Am I right in thinking that a bot camouflaging itself as IE50 would be COMPLETELY invisible to .htaccess rewrite rules?
I've been reading through this thread and having used htaccess to secure areas of other websites I thought I'd test out the concepts on a dormant web site on my server.
But when I add the file which contains :-
RewriteEngine On
RewriteCond %{HTTP_USER_AGENT} ^Zeus
RewriteRule ^.* - [F,L]
I find I can't get into any of the pages.
The site is a virtual site on a server I have root access to and I've checked the httpd.conf to see that rewriteengine is on in each of the virtual sites.

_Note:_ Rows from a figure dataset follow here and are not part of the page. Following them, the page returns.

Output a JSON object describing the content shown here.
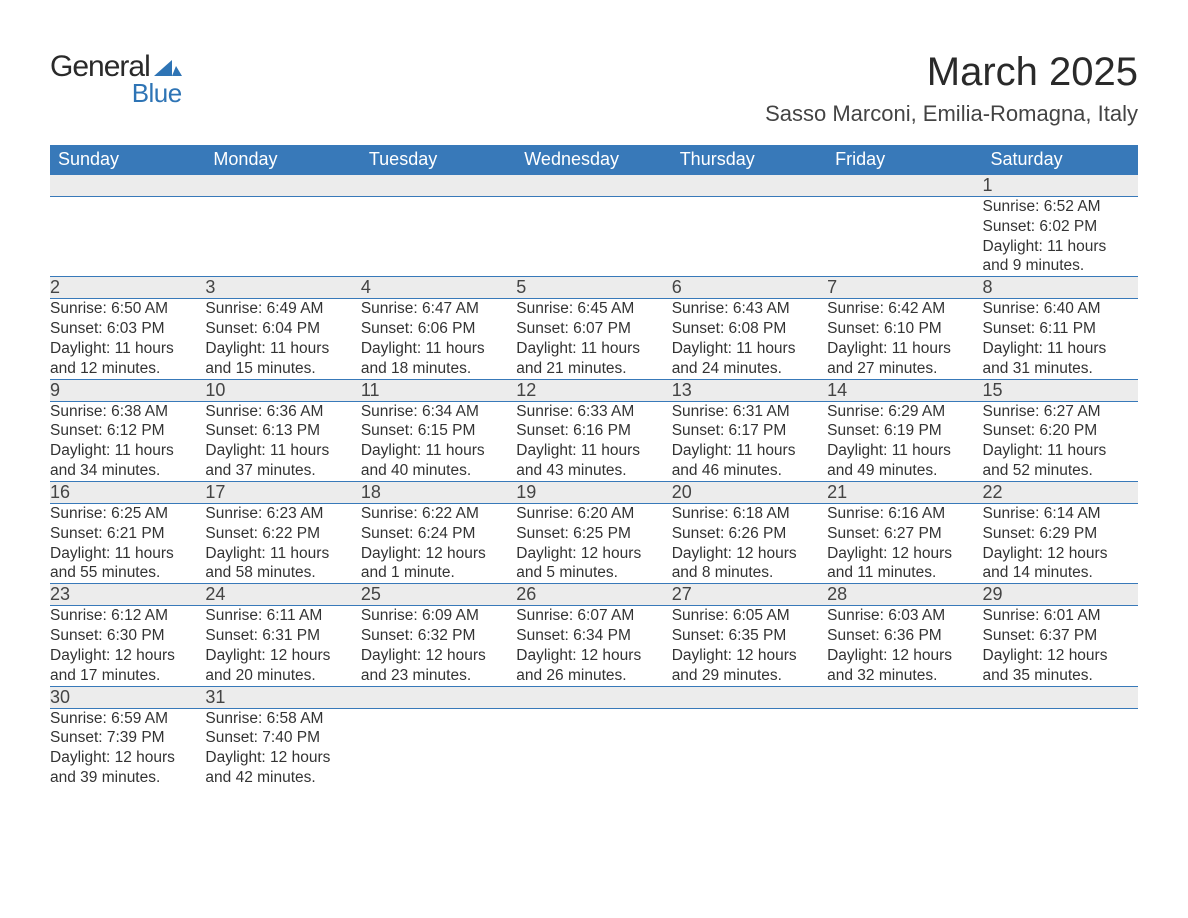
{
  "brand": {
    "general": "General",
    "blue": "Blue",
    "mark_color": "#2e74b5"
  },
  "title": "March 2025",
  "location": "Sasso Marconi, Emilia-Romagna, Italy",
  "colors": {
    "header_bg": "#3879b9",
    "header_fg": "#ffffff",
    "daynum_bg": "#ececec",
    "row_divider": "#3879b9",
    "text": "#333333",
    "page_bg": "#ffffff"
  },
  "fonts": {
    "title_pt": 40,
    "location_pt": 22,
    "th_pt": 18,
    "daynum_pt": 18,
    "body_pt": 15.5
  },
  "weekdays": [
    "Sunday",
    "Monday",
    "Tuesday",
    "Wednesday",
    "Thursday",
    "Friday",
    "Saturday"
  ],
  "weeks": [
    {
      "nums": [
        "",
        "",
        "",
        "",
        "",
        "",
        "1"
      ],
      "cells": [
        null,
        null,
        null,
        null,
        null,
        null,
        {
          "sr": "Sunrise: 6:52 AM",
          "ss": "Sunset: 6:02 PM",
          "d1": "Daylight: 11 hours",
          "d2": "and 9 minutes."
        }
      ]
    },
    {
      "nums": [
        "2",
        "3",
        "4",
        "5",
        "6",
        "7",
        "8"
      ],
      "cells": [
        {
          "sr": "Sunrise: 6:50 AM",
          "ss": "Sunset: 6:03 PM",
          "d1": "Daylight: 11 hours",
          "d2": "and 12 minutes."
        },
        {
          "sr": "Sunrise: 6:49 AM",
          "ss": "Sunset: 6:04 PM",
          "d1": "Daylight: 11 hours",
          "d2": "and 15 minutes."
        },
        {
          "sr": "Sunrise: 6:47 AM",
          "ss": "Sunset: 6:06 PM",
          "d1": "Daylight: 11 hours",
          "d2": "and 18 minutes."
        },
        {
          "sr": "Sunrise: 6:45 AM",
          "ss": "Sunset: 6:07 PM",
          "d1": "Daylight: 11 hours",
          "d2": "and 21 minutes."
        },
        {
          "sr": "Sunrise: 6:43 AM",
          "ss": "Sunset: 6:08 PM",
          "d1": "Daylight: 11 hours",
          "d2": "and 24 minutes."
        },
        {
          "sr": "Sunrise: 6:42 AM",
          "ss": "Sunset: 6:10 PM",
          "d1": "Daylight: 11 hours",
          "d2": "and 27 minutes."
        },
        {
          "sr": "Sunrise: 6:40 AM",
          "ss": "Sunset: 6:11 PM",
          "d1": "Daylight: 11 hours",
          "d2": "and 31 minutes."
        }
      ]
    },
    {
      "nums": [
        "9",
        "10",
        "11",
        "12",
        "13",
        "14",
        "15"
      ],
      "cells": [
        {
          "sr": "Sunrise: 6:38 AM",
          "ss": "Sunset: 6:12 PM",
          "d1": "Daylight: 11 hours",
          "d2": "and 34 minutes."
        },
        {
          "sr": "Sunrise: 6:36 AM",
          "ss": "Sunset: 6:13 PM",
          "d1": "Daylight: 11 hours",
          "d2": "and 37 minutes."
        },
        {
          "sr": "Sunrise: 6:34 AM",
          "ss": "Sunset: 6:15 PM",
          "d1": "Daylight: 11 hours",
          "d2": "and 40 minutes."
        },
        {
          "sr": "Sunrise: 6:33 AM",
          "ss": "Sunset: 6:16 PM",
          "d1": "Daylight: 11 hours",
          "d2": "and 43 minutes."
        },
        {
          "sr": "Sunrise: 6:31 AM",
          "ss": "Sunset: 6:17 PM",
          "d1": "Daylight: 11 hours",
          "d2": "and 46 minutes."
        },
        {
          "sr": "Sunrise: 6:29 AM",
          "ss": "Sunset: 6:19 PM",
          "d1": "Daylight: 11 hours",
          "d2": "and 49 minutes."
        },
        {
          "sr": "Sunrise: 6:27 AM",
          "ss": "Sunset: 6:20 PM",
          "d1": "Daylight: 11 hours",
          "d2": "and 52 minutes."
        }
      ]
    },
    {
      "nums": [
        "16",
        "17",
        "18",
        "19",
        "20",
        "21",
        "22"
      ],
      "cells": [
        {
          "sr": "Sunrise: 6:25 AM",
          "ss": "Sunset: 6:21 PM",
          "d1": "Daylight: 11 hours",
          "d2": "and 55 minutes."
        },
        {
          "sr": "Sunrise: 6:23 AM",
          "ss": "Sunset: 6:22 PM",
          "d1": "Daylight: 11 hours",
          "d2": "and 58 minutes."
        },
        {
          "sr": "Sunrise: 6:22 AM",
          "ss": "Sunset: 6:24 PM",
          "d1": "Daylight: 12 hours",
          "d2": "and 1 minute."
        },
        {
          "sr": "Sunrise: 6:20 AM",
          "ss": "Sunset: 6:25 PM",
          "d1": "Daylight: 12 hours",
          "d2": "and 5 minutes."
        },
        {
          "sr": "Sunrise: 6:18 AM",
          "ss": "Sunset: 6:26 PM",
          "d1": "Daylight: 12 hours",
          "d2": "and 8 minutes."
        },
        {
          "sr": "Sunrise: 6:16 AM",
          "ss": "Sunset: 6:27 PM",
          "d1": "Daylight: 12 hours",
          "d2": "and 11 minutes."
        },
        {
          "sr": "Sunrise: 6:14 AM",
          "ss": "Sunset: 6:29 PM",
          "d1": "Daylight: 12 hours",
          "d2": "and 14 minutes."
        }
      ]
    },
    {
      "nums": [
        "23",
        "24",
        "25",
        "26",
        "27",
        "28",
        "29"
      ],
      "cells": [
        {
          "sr": "Sunrise: 6:12 AM",
          "ss": "Sunset: 6:30 PM",
          "d1": "Daylight: 12 hours",
          "d2": "and 17 minutes."
        },
        {
          "sr": "Sunrise: 6:11 AM",
          "ss": "Sunset: 6:31 PM",
          "d1": "Daylight: 12 hours",
          "d2": "and 20 minutes."
        },
        {
          "sr": "Sunrise: 6:09 AM",
          "ss": "Sunset: 6:32 PM",
          "d1": "Daylight: 12 hours",
          "d2": "and 23 minutes."
        },
        {
          "sr": "Sunrise: 6:07 AM",
          "ss": "Sunset: 6:34 PM",
          "d1": "Daylight: 12 hours",
          "d2": "and 26 minutes."
        },
        {
          "sr": "Sunrise: 6:05 AM",
          "ss": "Sunset: 6:35 PM",
          "d1": "Daylight: 12 hours",
          "d2": "and 29 minutes."
        },
        {
          "sr": "Sunrise: 6:03 AM",
          "ss": "Sunset: 6:36 PM",
          "d1": "Daylight: 12 hours",
          "d2": "and 32 minutes."
        },
        {
          "sr": "Sunrise: 6:01 AM",
          "ss": "Sunset: 6:37 PM",
          "d1": "Daylight: 12 hours",
          "d2": "and 35 minutes."
        }
      ]
    },
    {
      "nums": [
        "30",
        "31",
        "",
        "",
        "",
        "",
        ""
      ],
      "cells": [
        {
          "sr": "Sunrise: 6:59 AM",
          "ss": "Sunset: 7:39 PM",
          "d1": "Daylight: 12 hours",
          "d2": "and 39 minutes."
        },
        {
          "sr": "Sunrise: 6:58 AM",
          "ss": "Sunset: 7:40 PM",
          "d1": "Daylight: 12 hours",
          "d2": "and 42 minutes."
        },
        null,
        null,
        null,
        null,
        null
      ]
    }
  ]
}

Can anybody suggest what I'm doing wrong?
Andy
Later update
I've checked my server logs and I'm getting the message:-
RewriteEngine not allowed here
So now I'm really confused
Later still update
Solved it, I needed to amend the access.conf to allow overide on fileinfo
I'm very impressed with the knowledge shown in this thread! I've read it at least once but I still have a question.
What if you want to ban certain countries using ReWriteCond? How do I do that?
Right now I'm using:
deny from .at
deny from .bg
etc...
The problem with that is that it even denies my error pages so I'd like to switch over to ReWriteCond instead so that I can give them a page with a reason why they can't reach my site.
Another question... does anyone know how I test to see if the country ban is working correctly? wannabrowser.com works great for referrers but has no provisions for testing from offshore or from a specific IP location.
Thanks for the help.
Cheers,
Dennis
SetEnvIf Remote_Addr ^12\.40\.85\. getout
SetEnvIfNoCase User-Agent ^Microsoft.URL getout
<Limit GET POST>
order allow,deny
allow from all
deny from env=getout
</Limit>
This is working fine but how can I show a custom error message without implementing this all using mod_rewrite? Also how can I do a redirect if getout is set? Thanks.